Лисандр много сделал для пополнения всегда пустой казны спартанского полиса. Его дружеские связи с Киром Младшим увеличили поток персидских денег, которые стали поступать в Спарту благодаря заключенным в 412–411 гг. трем спартано-персидским договорам, тексты которых дословно цитирует Фукидид в своей «Истории» (VIII, 18, 37, 58). Именно персидское золото стало основным и самым главным источником доходов для Спарты на последнем этапе Пелопоннесской войны. Персия полностью взяла на себя финансирование всех военных операций спартанцев, и Пелопоннесская война, по сути, была выиграна Спартой на персидские деньги. Согласно Исократу, персидский царь вложил в Пелопоннесскую войну 5 тысяч талантов (De расе, 97), и эта сумма, видимо, не является преувеличенной.
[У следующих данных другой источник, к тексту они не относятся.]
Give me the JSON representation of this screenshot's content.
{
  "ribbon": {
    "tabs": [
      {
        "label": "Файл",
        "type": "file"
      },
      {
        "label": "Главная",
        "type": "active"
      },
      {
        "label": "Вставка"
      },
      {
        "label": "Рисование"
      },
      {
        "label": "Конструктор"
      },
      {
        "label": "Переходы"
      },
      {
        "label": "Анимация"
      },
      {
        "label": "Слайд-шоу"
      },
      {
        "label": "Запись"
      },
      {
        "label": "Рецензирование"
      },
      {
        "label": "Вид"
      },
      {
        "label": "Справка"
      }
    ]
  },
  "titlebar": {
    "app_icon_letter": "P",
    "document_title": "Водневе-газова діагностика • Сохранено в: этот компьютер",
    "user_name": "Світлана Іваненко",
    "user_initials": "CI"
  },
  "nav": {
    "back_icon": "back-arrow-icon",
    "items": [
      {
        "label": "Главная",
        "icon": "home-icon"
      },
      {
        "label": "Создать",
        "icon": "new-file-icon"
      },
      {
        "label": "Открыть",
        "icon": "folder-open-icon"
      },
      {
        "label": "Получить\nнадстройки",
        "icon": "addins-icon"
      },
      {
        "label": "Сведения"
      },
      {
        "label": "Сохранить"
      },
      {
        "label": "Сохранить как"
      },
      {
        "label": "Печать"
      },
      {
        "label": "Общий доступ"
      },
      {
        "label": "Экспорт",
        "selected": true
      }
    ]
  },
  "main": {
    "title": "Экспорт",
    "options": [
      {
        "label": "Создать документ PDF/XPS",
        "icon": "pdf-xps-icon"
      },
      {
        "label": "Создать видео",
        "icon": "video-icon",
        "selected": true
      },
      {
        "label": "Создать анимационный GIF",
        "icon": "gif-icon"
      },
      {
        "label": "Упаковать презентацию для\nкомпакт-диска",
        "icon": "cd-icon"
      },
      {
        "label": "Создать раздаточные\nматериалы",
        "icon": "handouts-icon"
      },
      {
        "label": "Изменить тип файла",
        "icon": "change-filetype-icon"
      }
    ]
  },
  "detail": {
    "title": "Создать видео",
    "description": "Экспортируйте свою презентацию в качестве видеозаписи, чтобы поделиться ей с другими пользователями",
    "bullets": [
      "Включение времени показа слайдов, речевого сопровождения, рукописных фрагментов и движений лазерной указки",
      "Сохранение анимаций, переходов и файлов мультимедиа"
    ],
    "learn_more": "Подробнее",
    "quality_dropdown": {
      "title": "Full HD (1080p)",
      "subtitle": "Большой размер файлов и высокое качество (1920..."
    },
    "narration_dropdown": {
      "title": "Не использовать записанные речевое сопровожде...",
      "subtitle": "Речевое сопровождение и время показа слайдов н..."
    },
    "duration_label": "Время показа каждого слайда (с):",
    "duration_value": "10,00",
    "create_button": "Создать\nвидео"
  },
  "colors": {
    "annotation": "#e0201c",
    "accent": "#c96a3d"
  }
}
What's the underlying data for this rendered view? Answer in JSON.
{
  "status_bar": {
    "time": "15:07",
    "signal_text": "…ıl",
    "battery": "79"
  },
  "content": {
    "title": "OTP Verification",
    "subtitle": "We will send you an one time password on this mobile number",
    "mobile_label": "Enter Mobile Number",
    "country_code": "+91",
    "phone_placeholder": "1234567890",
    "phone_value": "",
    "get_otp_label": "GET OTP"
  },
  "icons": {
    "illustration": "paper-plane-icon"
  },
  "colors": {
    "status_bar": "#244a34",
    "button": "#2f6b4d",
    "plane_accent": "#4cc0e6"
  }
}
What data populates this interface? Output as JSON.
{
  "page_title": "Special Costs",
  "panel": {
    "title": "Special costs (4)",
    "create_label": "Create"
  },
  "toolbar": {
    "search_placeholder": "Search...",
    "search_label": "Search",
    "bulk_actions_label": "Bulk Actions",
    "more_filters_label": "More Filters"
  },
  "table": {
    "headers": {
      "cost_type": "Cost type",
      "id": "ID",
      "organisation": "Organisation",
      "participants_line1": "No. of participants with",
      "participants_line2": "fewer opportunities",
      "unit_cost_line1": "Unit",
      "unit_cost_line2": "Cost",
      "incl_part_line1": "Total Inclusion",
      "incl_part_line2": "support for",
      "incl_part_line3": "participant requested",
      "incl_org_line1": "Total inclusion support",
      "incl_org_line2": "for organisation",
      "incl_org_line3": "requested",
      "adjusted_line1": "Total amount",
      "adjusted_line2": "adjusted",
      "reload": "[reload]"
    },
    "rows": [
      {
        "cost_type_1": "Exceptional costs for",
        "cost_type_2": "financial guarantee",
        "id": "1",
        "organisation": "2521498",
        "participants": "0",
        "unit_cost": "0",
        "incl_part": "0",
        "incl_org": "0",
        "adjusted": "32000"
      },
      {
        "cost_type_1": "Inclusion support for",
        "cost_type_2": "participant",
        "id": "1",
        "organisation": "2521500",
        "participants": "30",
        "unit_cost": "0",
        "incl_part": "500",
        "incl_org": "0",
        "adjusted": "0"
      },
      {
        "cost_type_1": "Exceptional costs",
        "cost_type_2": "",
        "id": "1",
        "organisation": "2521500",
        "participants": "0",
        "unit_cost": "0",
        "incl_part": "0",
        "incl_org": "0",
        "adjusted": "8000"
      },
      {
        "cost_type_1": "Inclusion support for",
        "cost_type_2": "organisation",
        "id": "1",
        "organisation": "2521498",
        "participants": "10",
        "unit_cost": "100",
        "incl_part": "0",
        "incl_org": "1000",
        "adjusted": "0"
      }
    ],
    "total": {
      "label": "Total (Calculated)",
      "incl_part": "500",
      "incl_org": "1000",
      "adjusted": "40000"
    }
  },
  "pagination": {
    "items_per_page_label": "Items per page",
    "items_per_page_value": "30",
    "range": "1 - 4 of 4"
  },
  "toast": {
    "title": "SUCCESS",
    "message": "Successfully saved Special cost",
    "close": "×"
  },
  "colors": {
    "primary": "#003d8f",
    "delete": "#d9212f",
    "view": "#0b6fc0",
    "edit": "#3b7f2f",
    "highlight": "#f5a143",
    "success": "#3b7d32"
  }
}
Однако по окончании войны Спарта вновь стала испытывать финансовые проблемы. Для содержания созданной ею державы требовались немалые средства, и без регулярного обложения союзников тут было не обойтись. Спарта решила эту проблему самым радикальным образом. Используя опыт Афинского морского союза, она обязала всех членов своей державы ежегодно вносить в общую казну определенную сумму денег. Общая сумма взносов составляла более тысячи талантов в год (Diod. XIV, 10, 2). Таким образом, Спарта с самого начала стала взыскивать со своих новых союзников столько же денег, сколько Афины, когда те пребывали на вершине своего могущества. Созданная спартанцами в 404 г. казна, хотя официально называлась «союзной кассой», в действительности таковой не была, ибо деньги, минуя союзников, непосредственно поступали в Спарту (Xen. Hell. III, 5, 12). Уже древние авторы, такие как Исократ (XII, 67), Полибий (VI, 49, 10) и Диодор (XIV, 10, 2), единодушно назвали это денежное обложение форосом. Напомним, что в своем специфическом значении слово «форос» употреблялось для обозначения принудительных взносов в Первом афинском морском союзе.
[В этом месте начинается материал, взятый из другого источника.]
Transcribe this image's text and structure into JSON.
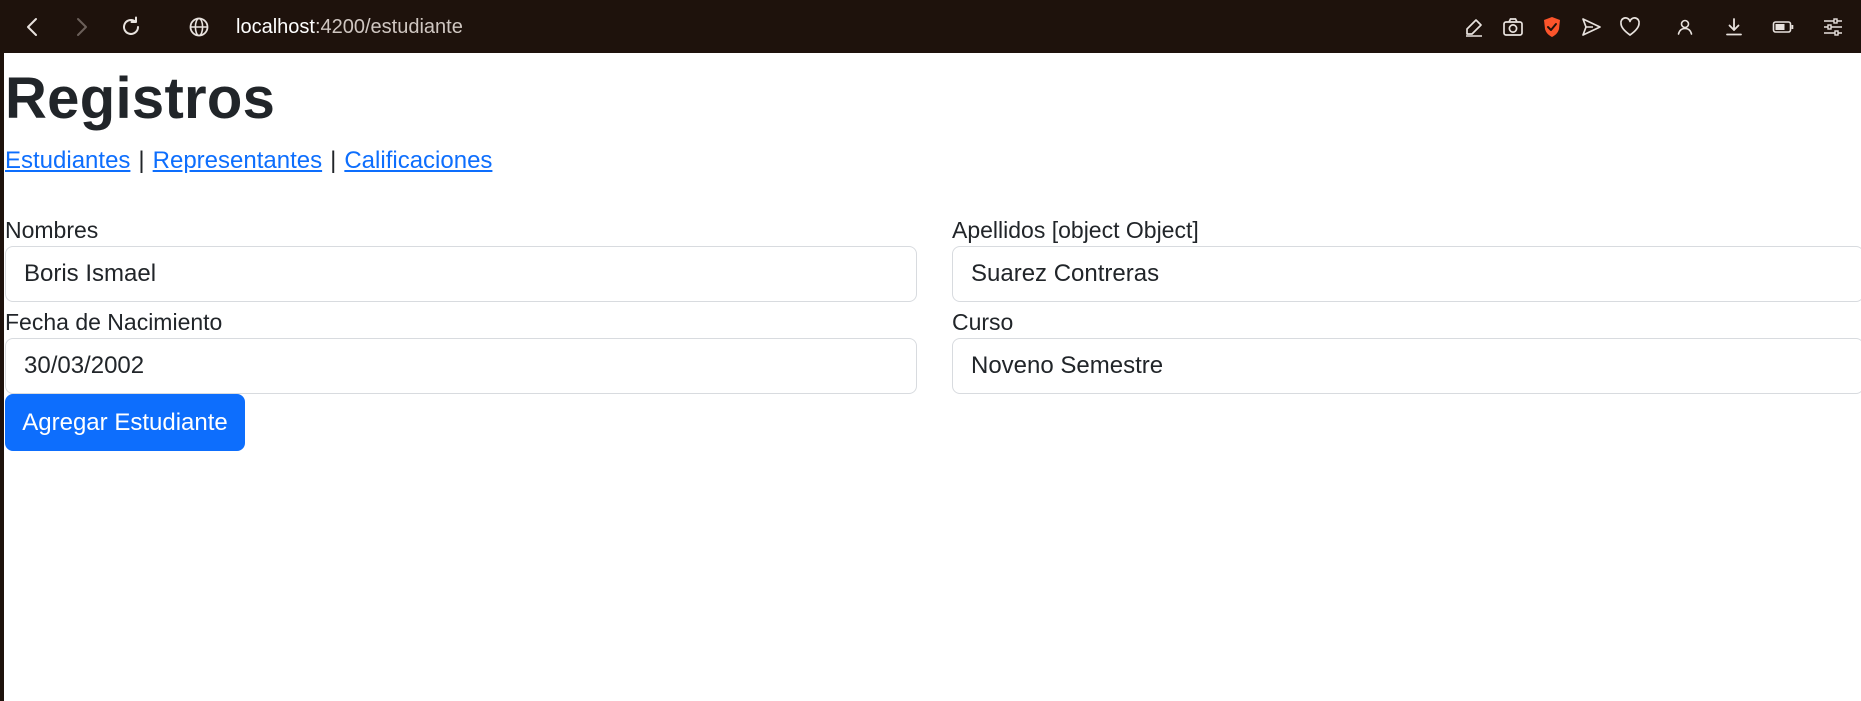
{
  "browser": {
    "url_host": "localhost",
    "url_path": ":4200/estudiante",
    "icons": {
      "back": "back-arrow-icon",
      "forward": "forward-arrow-icon",
      "reload": "reload-icon",
      "site_info": "globe-icon",
      "edit_page": "edit-icon",
      "screenshot": "camera-icon",
      "brave_shield": "shield-icon",
      "send": "send-icon",
      "favorite": "heart-icon",
      "profile": "profile-icon",
      "downloads": "download-icon",
      "battery": "battery-icon",
      "settings": "settings-sliders-icon"
    },
    "colors": {
      "toolbar_bg": "#1e120c",
      "shield": "#fb542b"
    }
  },
  "page": {
    "title": "Registros",
    "nav": {
      "links": [
        "Estudiantes",
        "Representantes",
        "Calificaciones"
      ],
      "separator": "|"
    },
    "form": {
      "nombres": {
        "label": "Nombres",
        "value": "Boris Ismael"
      },
      "apellidos": {
        "label": "Apellidos [object Object]",
        "value": "Suarez Contreras"
      },
      "fecha": {
        "label": "Fecha de Nacimiento",
        "value": "30/03/2002"
      },
      "curso": {
        "label": "Curso",
        "value": "Noveno Semestre"
      },
      "submit_label": "Agregar Estudiante"
    },
    "colors": {
      "link": "#0d6efd",
      "primary_button": "#0d6efd",
      "text": "#212529"
    }
  }
}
Гармосты, гарнизоны и форос были главными чертами в организации спартанской державы, у истоков которой стоял Лисандр. Уже в древности не раз высказывалась мысль, что спартанская гегемония над Грецией была началом гибели Спарты. Так, по словам Исократа, «политический строй лакедемонян, который в течение семисот лет никто не увидел поколебленным… оказался за короткое время этой власти потрясенным и почти что уничтоженным» (VIII, 95). По мнению Аристотеля, упадок спартанского государства был связан непосредственно с его гегемонией над греческим миром: «Лакедемоняне держались, пока они вели войны, и стали гибнуть, достигнув гегемонии: они не умели пользоваться досугом и не могли заняться каким-либо другим делом, которое стояло бы (в их глазах) важнее военного дела» (Pol. II, 6, 22, 1271b 5–10). Точно такую же точку зрения на спартанскую гегемонию высказывал и Плутарх (Plut. Ages. 5).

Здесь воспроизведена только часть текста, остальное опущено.